Now, how many of those platforms have an unpack tool?
Windows, possibly mac (don't know, haven't been to the site in years) and there may be a linux one. There's sure been a lot of clamour for one anyhow. If the content isn't proprietary, then why is the delivery mechanism proprietary? What if I *only* had a system they didn't support for unpacking. I'd have to get someone else to unpack them for me and send them back. Not allowed according to their licensing. They already know who I am when I log in. Why not just zip the silly thing with my login id/password as the encryption key if they have to encrypt. Every platform with more than a few hundred users has a unzip tool.
Why the nonsense with proprietary delivery methods.
All the platforms I've named have text viewers, mp3 players, and some of them even have daisy players, but none of them have bookshare unpackers by default.
All of them have unzip though.
What's the point?
It's just as secure, uses well known technology, and is compatible with the largest possible market segment. It took me nearly 2 weeks to get the silly unpack tool to work for me the first time. It kept crashing, wouldn't unpack anything, and generally left things in a mess. I finally got it working, but even then I had to skip the step of building the html files (or whatever that question was it asks after the initial unpack to save another format on your hd)
Never did get that to work.
And, now, I'm getting dangerously close to talking for another hour about the rest of my difficulties with them, so I'll put a foot in my mouth so I can't say anything else, and send this message before i get carried away.
On Apr 8, 2006, at 11:35 PM, Kafka's Daytime wrote:

Can I push my luck and trouble you to explain a little further? The books are encrypted/packed until you unpack them with the tool, yes...but that's just the delivery mechanism. Think fancy encrypted ZIP archive. Once you unpack them (once) with the free tool you can use the books with a DAISY player. I guess I don't see what the problem is. Seems a little like objecting to an encrypted ZIP archive or similar. Am I missing something?

Joe

On Apr 8, 2006, at 10:43 PM, Travis Siegel wrote:

Bookshare requires you to use their unpack tool. If you don't, then the book acts only as a nice little real estate stealer. Kinda useless if you ask me.
On Apr 8, 2006, at 10:14 PM, Kafka's Daytime wrote:



Hi Travis,

We don't plan on withdrawing support for RFBD books as long as RFBD continues to allow katieplayer as an option. And thanks for the responses on same - we need to know. BTW, I'm not staunchly DRM - we're just not interested in developing for any obscure schemes or having to buy our way in to support same. We're interested in providing playback of non-proprietary standards like DAISY. DRM schemes for this kind of content should be similarly open and standard (if it's the type of DRM that needs to be built into a player). No security-through-obscurity stuff and no using DRM as a way to limit/centralize availability of compatible players and keep prices high.
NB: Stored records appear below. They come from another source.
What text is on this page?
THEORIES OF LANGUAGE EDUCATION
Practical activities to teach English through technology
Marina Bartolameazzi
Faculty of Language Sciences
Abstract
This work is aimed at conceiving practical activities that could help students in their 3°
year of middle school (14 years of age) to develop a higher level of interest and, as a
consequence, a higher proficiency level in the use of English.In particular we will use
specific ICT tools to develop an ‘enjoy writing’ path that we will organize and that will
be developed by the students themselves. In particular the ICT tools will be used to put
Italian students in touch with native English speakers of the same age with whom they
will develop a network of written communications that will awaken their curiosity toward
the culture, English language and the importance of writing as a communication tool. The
What do you mean about Bookshare's proprietary format? The majority of their books are DAISY 3. I know you said you won't respond to any threads on this topic. But can I come at you from a different angle? You're OK with DAISY 3 right? That's not a proprietary format.

As for the rest of your feature requests - I really and seriously am putting all of this stuff in a file. It gets ranked in a list we maintain and we consider each request as we come to it. I'll check out the links you kindly included.